In the current photography exhibit, “Transformation,” Hank Willis Thomas’s lenticular text-based works require viewers to shift positions as they view them in order to fully absorb their content. Meaning, therefore, changes depending on one’s perspective—and in the case of Thomas’ installation, only emerges when one knows that there is always something hidden, always more to one of his works than immediately meets the eye. This lenticular print with text shifts as you walk in front of it from its title, “Black Imitates White” to the inverse, “White Imitates Black”(and some other possibilities in between) emphasizing that there are always at least two perspectives to the same scenario, and thereby encouraging us as viewers to consider them all together rather than trying to identify with anyone subjectivity.

Image credit: Hank Willis Thomas (American, b. 1976). Black Imitates White, 2012. Lenticular. Edition of 5. Collection of Drs. Carlos Garcia-Velez and W. Kent Davis, Chapel Hill, NC.

Image credit: Hank Willis Thomas (American, b. 1976). Black Imitates White, 2012. Lenticular. Edition of 5. Collection of Drs. Carlos Garcia-Velez and W. Kent Davis, Chapel Hill, NC.

“In recent years I have approached my art practice assuming the role of a visual culture archaeologist.

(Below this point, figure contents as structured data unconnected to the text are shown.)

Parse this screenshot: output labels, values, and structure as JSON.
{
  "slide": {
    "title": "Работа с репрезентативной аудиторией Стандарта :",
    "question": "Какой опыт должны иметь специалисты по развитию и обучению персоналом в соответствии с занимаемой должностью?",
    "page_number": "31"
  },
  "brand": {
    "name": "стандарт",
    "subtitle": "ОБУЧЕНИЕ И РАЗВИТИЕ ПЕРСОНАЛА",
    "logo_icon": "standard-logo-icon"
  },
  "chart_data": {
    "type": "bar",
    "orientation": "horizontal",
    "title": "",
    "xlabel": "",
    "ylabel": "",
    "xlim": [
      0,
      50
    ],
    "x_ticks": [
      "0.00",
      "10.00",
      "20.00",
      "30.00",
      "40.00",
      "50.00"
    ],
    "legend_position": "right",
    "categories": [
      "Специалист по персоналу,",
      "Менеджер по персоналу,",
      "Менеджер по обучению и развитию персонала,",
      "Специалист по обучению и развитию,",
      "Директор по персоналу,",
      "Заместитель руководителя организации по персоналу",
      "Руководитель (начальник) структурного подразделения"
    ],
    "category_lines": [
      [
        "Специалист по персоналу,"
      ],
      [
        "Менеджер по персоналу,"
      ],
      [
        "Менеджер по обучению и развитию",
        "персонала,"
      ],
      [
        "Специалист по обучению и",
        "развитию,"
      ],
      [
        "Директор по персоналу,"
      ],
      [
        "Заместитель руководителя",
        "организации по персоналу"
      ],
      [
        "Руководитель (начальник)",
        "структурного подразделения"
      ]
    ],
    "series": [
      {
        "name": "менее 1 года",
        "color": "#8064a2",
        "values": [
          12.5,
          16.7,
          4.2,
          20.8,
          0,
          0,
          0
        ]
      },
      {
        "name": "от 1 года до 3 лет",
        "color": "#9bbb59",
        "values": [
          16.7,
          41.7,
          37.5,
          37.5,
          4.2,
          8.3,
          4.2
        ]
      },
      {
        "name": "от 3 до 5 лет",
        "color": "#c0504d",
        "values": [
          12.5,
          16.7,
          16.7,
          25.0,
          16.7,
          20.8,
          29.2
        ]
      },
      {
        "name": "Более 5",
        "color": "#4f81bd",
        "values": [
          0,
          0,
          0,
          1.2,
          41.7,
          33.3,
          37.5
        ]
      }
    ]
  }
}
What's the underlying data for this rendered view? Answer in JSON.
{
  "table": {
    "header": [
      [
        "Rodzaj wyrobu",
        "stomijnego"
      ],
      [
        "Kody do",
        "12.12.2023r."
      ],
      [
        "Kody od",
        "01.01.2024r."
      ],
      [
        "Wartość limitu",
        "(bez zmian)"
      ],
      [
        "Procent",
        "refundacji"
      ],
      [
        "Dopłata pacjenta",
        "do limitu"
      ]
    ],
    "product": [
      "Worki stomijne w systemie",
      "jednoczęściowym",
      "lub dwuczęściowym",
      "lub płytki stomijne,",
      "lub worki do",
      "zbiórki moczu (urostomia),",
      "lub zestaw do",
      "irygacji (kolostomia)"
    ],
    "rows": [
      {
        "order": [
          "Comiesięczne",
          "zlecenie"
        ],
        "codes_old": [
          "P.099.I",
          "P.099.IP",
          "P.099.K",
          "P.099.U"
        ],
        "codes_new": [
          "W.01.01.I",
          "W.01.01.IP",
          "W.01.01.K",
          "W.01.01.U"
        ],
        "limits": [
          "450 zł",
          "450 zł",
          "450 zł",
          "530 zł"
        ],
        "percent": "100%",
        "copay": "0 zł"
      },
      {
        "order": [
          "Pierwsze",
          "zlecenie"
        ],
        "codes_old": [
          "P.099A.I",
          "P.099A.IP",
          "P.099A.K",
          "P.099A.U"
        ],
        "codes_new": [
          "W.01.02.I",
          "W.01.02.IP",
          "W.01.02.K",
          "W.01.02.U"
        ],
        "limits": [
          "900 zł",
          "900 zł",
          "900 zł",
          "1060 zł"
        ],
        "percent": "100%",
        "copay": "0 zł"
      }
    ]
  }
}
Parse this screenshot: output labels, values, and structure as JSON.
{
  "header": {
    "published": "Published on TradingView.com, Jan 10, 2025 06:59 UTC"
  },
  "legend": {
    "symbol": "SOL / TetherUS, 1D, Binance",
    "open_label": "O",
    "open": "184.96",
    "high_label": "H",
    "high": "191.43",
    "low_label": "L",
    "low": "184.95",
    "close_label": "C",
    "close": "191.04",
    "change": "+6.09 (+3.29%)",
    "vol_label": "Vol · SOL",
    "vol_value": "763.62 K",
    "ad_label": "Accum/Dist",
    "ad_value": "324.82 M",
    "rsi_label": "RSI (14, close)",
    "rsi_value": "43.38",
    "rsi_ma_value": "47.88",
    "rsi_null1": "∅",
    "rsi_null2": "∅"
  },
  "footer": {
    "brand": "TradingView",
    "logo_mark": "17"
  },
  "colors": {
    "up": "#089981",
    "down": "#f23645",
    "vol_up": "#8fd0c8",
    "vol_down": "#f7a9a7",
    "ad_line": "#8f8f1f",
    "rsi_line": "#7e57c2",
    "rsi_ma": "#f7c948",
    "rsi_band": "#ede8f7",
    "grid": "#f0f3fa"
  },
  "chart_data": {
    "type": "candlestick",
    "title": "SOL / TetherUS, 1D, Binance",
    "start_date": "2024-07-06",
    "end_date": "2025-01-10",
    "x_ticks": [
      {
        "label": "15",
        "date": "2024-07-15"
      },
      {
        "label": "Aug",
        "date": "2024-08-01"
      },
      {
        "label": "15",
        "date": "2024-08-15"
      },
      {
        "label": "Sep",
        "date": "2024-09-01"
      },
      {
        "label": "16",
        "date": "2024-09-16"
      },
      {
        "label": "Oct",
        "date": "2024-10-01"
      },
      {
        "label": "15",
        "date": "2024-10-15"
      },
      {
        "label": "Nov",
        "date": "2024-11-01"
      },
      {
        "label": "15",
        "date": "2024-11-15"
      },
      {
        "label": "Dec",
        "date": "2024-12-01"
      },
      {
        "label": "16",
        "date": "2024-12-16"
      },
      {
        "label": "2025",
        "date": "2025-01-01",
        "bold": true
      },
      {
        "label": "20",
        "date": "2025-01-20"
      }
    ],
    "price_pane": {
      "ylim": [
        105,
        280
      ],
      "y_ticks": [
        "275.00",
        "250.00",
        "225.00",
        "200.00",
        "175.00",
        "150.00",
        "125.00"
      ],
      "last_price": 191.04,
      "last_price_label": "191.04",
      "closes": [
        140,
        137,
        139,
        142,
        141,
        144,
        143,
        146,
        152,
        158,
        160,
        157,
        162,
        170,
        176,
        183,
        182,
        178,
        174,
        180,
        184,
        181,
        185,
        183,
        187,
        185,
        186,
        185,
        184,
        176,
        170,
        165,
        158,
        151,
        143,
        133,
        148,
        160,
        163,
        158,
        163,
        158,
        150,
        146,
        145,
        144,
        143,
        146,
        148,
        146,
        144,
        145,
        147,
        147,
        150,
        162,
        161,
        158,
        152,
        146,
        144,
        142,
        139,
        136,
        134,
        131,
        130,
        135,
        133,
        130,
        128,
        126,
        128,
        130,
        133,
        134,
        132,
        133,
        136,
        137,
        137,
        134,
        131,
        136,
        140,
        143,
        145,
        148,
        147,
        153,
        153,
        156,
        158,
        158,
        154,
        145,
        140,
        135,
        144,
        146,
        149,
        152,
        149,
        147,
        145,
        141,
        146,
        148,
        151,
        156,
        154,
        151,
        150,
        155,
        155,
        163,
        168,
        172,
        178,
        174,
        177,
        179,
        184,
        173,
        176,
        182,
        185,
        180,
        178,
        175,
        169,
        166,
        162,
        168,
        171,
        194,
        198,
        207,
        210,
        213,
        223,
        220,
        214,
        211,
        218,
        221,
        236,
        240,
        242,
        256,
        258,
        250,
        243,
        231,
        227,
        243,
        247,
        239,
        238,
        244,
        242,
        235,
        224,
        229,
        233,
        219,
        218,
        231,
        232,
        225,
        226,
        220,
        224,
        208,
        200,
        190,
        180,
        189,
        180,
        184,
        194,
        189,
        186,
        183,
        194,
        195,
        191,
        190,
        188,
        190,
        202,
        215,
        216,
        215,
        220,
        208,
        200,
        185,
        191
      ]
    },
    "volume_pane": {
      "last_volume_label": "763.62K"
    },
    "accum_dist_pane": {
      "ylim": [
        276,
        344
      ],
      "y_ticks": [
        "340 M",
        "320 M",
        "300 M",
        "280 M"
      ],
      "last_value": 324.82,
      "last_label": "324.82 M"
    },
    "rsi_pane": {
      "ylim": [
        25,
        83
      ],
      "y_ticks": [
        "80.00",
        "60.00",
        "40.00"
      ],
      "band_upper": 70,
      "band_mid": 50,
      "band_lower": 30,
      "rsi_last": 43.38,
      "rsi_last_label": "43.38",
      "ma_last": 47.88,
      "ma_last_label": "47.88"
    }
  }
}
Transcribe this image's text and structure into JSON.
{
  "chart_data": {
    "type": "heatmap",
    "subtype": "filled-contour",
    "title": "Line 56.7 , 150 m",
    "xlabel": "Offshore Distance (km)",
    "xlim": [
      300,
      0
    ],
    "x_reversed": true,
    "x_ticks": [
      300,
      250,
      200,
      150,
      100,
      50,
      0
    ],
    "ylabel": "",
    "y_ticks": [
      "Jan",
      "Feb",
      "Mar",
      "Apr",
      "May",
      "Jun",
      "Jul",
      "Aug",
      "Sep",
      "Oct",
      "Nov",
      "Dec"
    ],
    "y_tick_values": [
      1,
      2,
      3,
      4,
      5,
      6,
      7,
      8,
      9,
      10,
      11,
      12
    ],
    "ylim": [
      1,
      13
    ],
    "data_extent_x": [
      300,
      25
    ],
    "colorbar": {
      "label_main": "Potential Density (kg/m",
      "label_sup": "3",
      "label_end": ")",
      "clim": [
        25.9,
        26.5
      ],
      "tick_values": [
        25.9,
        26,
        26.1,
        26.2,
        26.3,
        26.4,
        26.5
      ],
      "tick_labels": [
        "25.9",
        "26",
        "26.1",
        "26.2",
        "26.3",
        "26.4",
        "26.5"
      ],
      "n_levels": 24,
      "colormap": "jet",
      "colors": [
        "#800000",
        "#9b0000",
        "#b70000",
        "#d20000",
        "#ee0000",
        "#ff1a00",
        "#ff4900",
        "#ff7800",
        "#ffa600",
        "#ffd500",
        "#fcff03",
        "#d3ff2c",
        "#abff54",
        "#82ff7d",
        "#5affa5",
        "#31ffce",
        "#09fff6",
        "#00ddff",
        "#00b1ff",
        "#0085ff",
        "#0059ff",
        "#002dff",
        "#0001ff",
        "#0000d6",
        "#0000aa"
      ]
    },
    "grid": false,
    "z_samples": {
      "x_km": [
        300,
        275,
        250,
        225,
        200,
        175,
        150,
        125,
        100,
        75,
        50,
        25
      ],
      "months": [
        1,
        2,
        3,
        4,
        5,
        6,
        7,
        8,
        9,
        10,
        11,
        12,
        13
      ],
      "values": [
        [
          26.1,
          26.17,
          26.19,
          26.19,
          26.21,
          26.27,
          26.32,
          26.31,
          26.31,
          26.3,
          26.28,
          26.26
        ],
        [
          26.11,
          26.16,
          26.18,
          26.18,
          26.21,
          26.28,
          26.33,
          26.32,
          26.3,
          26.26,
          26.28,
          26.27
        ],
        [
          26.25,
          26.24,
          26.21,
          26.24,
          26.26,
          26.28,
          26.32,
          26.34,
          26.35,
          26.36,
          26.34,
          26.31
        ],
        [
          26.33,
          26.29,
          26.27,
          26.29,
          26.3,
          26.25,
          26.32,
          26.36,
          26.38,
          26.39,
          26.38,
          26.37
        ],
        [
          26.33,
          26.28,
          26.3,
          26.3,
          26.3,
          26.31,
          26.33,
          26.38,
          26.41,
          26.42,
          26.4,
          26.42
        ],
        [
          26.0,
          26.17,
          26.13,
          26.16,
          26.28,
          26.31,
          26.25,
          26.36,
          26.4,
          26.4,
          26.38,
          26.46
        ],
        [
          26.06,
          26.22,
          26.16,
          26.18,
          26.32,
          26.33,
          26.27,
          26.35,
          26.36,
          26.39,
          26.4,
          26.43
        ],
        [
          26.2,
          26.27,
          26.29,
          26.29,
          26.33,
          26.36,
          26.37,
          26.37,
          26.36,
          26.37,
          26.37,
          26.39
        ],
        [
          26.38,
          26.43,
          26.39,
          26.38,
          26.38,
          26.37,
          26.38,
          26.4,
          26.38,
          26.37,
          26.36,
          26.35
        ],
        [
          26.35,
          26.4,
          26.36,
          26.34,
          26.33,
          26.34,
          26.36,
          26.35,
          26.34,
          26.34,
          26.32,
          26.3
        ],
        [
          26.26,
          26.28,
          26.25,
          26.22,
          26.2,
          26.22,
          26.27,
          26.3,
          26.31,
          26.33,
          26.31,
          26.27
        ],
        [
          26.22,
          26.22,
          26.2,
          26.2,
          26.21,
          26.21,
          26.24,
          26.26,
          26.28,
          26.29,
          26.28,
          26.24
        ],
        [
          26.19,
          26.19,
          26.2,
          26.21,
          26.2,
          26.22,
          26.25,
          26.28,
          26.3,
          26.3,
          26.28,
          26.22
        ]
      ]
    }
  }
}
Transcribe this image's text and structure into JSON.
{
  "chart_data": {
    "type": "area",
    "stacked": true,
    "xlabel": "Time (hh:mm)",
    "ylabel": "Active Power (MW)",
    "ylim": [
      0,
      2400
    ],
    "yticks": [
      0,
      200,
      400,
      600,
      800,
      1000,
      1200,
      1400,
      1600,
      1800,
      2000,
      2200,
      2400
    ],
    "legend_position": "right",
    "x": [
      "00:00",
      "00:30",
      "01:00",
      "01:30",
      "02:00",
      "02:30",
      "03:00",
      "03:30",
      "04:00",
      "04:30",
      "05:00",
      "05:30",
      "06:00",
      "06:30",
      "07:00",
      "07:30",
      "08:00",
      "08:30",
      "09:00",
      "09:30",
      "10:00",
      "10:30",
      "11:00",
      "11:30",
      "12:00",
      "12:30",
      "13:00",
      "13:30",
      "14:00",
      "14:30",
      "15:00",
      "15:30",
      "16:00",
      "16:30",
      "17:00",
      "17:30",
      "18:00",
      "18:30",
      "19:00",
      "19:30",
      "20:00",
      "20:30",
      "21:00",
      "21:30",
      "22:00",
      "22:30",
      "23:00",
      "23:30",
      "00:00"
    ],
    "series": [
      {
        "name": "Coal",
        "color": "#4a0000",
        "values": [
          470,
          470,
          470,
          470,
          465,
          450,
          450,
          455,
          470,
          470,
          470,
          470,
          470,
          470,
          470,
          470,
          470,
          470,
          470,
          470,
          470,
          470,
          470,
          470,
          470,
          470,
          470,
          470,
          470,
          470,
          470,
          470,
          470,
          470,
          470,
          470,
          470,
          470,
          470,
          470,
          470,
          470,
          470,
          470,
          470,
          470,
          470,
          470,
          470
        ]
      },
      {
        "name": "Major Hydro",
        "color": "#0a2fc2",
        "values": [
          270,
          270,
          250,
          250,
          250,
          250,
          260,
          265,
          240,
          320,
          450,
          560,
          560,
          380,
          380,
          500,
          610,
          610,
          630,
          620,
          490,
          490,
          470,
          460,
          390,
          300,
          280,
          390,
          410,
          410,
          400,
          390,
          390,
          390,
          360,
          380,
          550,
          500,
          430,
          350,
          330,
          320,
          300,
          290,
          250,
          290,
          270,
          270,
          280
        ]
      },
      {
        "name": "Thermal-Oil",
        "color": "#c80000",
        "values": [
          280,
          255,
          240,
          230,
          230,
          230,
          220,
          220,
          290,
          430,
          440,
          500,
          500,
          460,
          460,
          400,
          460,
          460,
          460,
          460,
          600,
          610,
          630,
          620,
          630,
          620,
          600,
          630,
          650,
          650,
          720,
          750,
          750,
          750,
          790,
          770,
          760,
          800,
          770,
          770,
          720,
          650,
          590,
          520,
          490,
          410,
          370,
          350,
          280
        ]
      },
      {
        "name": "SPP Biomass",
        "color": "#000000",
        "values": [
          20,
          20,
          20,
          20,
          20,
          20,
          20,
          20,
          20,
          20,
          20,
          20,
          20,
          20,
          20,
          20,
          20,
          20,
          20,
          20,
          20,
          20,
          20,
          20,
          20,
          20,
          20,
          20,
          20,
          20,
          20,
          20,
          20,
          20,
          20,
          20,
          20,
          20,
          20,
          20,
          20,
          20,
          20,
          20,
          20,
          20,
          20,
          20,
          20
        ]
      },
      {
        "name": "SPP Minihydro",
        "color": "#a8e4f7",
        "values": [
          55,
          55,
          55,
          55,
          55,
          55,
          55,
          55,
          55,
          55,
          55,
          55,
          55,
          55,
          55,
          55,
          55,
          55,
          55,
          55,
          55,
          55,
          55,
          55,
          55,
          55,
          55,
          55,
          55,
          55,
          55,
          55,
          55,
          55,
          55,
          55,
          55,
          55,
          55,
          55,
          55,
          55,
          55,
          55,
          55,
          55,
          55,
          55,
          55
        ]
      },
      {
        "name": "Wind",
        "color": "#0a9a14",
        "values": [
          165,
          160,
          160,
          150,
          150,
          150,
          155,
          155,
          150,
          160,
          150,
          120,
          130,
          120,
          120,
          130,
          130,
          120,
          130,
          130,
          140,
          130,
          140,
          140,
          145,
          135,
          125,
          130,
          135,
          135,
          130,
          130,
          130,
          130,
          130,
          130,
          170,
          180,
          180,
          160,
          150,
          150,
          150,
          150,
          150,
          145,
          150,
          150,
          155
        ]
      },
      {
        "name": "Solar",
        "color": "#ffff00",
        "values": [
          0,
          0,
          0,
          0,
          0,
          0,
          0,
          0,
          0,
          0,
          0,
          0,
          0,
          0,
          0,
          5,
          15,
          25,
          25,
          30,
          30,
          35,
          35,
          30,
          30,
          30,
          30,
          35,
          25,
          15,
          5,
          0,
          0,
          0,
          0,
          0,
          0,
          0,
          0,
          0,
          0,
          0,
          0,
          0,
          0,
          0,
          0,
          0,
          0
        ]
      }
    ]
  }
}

I am interested in the ways that popular imagery informs how people perceive themselves and others around the world.”

Employing the visual language and terminology of mass media, and appropriating symbols and images from popular culture, Hank Willis Thomas’s work seeks to question and subvert established definitions and positions with regards to personal identity and the narrative of race. Working across installation, photography, video, and media work, Thomas maintains his photo conceptualist roots, primarily taking source material from found photographs and archives. These images form the basis from which the artist seeks to uncover the fallacies that history claims as truth. His work illustrates how the way history is represented and consumed reinforces generalizations surrounding identity, gender, race, and ethnicity, and that as an artist he has an opportunity to expose or to revise those histories from the points of view of the oppressed.